Now for success let’s substitute clarity of purpose, and let’s leave the gospel according to Lombardi — he went to mass every morning, by the way; receiving the Sacrament was a daily discipline for him — and return to Mark’s. “In the morning, while it was still very dark, Jesus got up and went out to a deserted place, and there he prayed. And Simon and his companions hunted for him. When they found him, they said to him, ‘Everyone is searching for you.” He answered, ‘Let us go on to the neighboring towns, so that I may proclaim the message there also; for this is what I came forth to do.’” 

For this is what I came forth to do. Because the verb implies a place Jesus was that he has left, the earliest Christians in their midrashim or commentaries thought the place Jesus has come forth from was his life with the Father. They had reason to. If Jesus had a place in the normal sense, it’s hard to know where it was. Jesus goes out, as others did, to John the Baptist in the wilderness, and does so from a Nazareth we hear nothing more about. In Galilee the activity shifts to Capernaum, the synagogue there and the home next door where Peter’s mother-in-law lives, where he heals her and she serves him. After sundown, the formal end of the sabbath, the whole town throngs to that door for healing. It would be a busy night. Without much sleep, Jesus gets up long before daybreak to go pray in the wilderness, and you get the sense that the wilderness is his real home: the place where he prays is home. To Mark it seems that for Jesus no place and all places are the place of his activity, his life such as it is with us. He has come forth for this.

Jesus’ healing ministry takes off. It might have been all he would do, yet he has come forth, and will be forth, for more. He silences the demons. He continues on through the neighboring towns, moving from synagogue to synagogue, healing and teaching. The chapter ends with Jesus returning to the wilderness. People come out to him the way you come to this Altar, to meet him and to hear his message proclaimed: God is offering you mercy, is saying ‘Yes’ to you. Say Yes back. That is it, in a nutshell. It is good news for people willing to take an honest look at self-defeating patterns in their life. 
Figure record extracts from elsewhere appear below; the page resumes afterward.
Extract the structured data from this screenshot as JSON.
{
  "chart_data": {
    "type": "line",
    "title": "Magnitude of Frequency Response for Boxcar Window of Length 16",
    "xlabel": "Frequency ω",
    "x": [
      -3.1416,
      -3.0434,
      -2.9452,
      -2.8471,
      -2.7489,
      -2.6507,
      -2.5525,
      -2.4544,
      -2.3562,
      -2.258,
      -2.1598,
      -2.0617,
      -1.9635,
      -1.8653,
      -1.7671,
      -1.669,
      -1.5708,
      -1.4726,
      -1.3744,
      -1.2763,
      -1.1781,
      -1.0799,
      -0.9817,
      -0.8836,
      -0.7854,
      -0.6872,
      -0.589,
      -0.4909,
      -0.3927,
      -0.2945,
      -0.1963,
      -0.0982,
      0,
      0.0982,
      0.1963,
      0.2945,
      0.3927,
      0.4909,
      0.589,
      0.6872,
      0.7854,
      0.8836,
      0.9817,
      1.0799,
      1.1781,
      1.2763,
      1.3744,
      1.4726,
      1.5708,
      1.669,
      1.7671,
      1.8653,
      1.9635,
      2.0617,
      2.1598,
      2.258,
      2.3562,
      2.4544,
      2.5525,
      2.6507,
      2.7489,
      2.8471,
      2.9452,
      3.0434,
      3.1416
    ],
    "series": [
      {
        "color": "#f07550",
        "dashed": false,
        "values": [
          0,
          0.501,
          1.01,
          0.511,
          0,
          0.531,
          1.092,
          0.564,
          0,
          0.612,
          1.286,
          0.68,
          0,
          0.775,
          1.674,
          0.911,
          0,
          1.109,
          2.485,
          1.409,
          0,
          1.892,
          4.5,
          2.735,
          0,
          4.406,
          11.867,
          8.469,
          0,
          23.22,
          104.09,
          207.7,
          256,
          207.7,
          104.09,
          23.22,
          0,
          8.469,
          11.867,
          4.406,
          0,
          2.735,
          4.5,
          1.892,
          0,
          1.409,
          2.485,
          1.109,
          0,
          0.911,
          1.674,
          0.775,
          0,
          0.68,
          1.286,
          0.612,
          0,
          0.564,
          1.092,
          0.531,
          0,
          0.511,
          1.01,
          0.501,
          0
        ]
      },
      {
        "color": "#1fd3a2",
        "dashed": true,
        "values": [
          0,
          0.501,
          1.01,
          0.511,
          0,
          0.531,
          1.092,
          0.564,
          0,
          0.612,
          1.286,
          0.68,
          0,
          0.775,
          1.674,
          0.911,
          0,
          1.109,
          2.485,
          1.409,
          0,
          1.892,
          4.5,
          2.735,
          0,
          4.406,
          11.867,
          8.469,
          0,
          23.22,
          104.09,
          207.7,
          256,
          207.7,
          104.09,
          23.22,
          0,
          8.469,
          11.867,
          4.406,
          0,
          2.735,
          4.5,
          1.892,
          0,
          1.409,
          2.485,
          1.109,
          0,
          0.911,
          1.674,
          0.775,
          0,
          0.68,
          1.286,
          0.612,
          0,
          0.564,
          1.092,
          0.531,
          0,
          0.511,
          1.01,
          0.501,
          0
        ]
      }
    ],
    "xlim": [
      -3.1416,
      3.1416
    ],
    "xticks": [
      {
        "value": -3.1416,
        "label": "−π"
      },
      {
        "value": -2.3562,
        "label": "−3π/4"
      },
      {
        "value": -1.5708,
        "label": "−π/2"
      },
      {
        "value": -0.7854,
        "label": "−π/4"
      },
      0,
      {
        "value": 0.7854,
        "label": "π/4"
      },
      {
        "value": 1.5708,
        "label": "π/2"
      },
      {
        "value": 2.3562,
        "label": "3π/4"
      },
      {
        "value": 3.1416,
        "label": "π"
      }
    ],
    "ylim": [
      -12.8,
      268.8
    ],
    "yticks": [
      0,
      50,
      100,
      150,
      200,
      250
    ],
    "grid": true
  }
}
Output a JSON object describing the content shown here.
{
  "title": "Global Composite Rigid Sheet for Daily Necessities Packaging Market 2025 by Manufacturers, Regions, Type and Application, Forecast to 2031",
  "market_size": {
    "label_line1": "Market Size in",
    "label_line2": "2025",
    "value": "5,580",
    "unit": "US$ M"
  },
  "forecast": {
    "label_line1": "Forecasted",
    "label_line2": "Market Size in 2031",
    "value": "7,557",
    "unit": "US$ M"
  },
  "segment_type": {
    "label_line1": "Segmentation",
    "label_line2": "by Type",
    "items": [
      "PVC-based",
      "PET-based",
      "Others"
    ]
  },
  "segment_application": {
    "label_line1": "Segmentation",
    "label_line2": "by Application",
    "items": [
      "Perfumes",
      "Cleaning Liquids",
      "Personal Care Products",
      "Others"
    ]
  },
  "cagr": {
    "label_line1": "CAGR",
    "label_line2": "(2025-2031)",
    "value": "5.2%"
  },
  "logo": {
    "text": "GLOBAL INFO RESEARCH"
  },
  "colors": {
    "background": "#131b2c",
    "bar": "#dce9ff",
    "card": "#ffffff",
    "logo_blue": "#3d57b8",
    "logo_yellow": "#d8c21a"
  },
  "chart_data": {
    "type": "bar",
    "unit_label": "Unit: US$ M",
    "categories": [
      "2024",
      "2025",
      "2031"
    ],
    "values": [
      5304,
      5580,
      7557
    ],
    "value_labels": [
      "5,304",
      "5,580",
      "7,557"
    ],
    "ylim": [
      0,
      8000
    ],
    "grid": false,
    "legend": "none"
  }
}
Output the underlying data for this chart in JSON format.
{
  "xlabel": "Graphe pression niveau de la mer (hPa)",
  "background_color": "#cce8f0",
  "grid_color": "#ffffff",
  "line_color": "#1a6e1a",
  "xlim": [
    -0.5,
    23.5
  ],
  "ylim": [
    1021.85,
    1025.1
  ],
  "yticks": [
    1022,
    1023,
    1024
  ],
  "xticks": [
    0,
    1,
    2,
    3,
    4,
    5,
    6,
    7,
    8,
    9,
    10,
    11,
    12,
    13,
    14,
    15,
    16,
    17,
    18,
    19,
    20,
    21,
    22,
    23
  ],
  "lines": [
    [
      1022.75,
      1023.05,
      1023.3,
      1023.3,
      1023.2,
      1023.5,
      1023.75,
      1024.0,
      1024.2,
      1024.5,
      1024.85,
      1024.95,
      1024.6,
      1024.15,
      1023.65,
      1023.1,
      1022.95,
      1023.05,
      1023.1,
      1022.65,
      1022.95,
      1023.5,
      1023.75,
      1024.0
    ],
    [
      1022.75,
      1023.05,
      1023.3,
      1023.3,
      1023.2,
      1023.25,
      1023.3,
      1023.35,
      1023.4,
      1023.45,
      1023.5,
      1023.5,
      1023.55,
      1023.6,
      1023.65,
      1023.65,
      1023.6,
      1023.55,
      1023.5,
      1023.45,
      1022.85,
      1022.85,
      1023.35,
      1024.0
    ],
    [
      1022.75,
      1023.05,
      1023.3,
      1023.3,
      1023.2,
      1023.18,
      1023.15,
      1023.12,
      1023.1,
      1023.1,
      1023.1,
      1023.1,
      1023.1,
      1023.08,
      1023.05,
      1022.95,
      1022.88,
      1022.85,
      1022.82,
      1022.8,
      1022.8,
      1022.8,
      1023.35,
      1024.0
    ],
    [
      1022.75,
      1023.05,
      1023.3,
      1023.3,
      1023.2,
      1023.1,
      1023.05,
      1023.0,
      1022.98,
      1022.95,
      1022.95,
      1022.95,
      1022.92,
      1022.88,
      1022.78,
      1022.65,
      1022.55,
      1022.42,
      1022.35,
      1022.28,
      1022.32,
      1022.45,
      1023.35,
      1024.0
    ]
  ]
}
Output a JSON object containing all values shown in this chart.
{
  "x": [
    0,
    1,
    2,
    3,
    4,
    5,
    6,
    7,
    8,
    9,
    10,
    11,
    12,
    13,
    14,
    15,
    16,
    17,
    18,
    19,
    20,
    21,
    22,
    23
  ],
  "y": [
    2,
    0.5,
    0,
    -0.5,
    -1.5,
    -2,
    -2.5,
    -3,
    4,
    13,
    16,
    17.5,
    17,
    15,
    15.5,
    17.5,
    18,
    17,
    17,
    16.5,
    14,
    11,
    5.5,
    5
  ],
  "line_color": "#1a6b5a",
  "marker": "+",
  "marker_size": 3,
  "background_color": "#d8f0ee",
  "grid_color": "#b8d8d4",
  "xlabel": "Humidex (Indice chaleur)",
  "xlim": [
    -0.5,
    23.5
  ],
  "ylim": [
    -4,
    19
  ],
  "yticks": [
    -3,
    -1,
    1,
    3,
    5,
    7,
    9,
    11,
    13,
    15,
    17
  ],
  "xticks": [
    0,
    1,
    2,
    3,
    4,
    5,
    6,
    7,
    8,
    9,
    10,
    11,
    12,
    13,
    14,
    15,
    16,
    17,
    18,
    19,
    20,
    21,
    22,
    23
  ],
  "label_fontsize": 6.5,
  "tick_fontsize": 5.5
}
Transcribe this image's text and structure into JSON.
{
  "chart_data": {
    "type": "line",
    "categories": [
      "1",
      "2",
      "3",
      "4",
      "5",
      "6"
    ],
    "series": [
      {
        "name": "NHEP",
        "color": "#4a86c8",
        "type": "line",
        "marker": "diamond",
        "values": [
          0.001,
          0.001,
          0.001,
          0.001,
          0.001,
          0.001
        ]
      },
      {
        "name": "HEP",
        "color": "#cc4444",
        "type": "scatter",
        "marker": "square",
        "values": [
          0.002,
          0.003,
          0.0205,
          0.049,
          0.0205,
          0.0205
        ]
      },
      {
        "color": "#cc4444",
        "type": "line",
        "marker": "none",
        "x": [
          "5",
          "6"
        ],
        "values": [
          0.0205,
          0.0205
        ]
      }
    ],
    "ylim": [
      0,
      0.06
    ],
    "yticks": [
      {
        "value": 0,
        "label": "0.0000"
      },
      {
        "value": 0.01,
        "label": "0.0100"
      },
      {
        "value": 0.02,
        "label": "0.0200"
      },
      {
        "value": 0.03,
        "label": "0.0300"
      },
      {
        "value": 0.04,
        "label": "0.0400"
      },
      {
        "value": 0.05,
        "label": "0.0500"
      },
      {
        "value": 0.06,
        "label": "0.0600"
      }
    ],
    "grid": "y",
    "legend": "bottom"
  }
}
Even in the wilderness Jesus is ‘forth’. The demon last Sunday who said Jesus had come out against him, he got that right! In the Spirit of God Jesus is always ‘forth’ and must be so. His ministry is who he is. God is not a talisman you can keep in your hip pocket, left or right, handy to bless whatever your preferred politicians approve of. God is not a wax nose. Jesus comes forth into this world and does not grow weary in his very self manifesting the kingdom of God. Hear again from Isaiah, now in the venerable cadences of the Authorized Version: “Have ye not known? have ye not heard? hath it not been told you from the beginning? have ye not understood from the foundations of the earth? It is he that sitteth upon the circle of the earth, and the inhabitants thereof are as grasshoppers; that stretcheth out the heavens as a curtain, and spreadeth them out as a tent to dwell in: That bringeth the princes to nothing; he maketh the judges of the earth as vanity.”

I began with the Packers. What about you? What would a turnaround, a change of mind and strategy look like for you? What would it be like to focus on the core business of being a human being, finding God’s purpose for you? The fisherfolk by the sea of Galilee were doormats to the power of Rome. They reassessed. They restructured. They let go of non-productive assets. They questioned the assumption that life is about benefiting their own. And they did all that by following someone they barely knew. In the name of the Father, and of the Son, and of the Holy Spirit. Amen.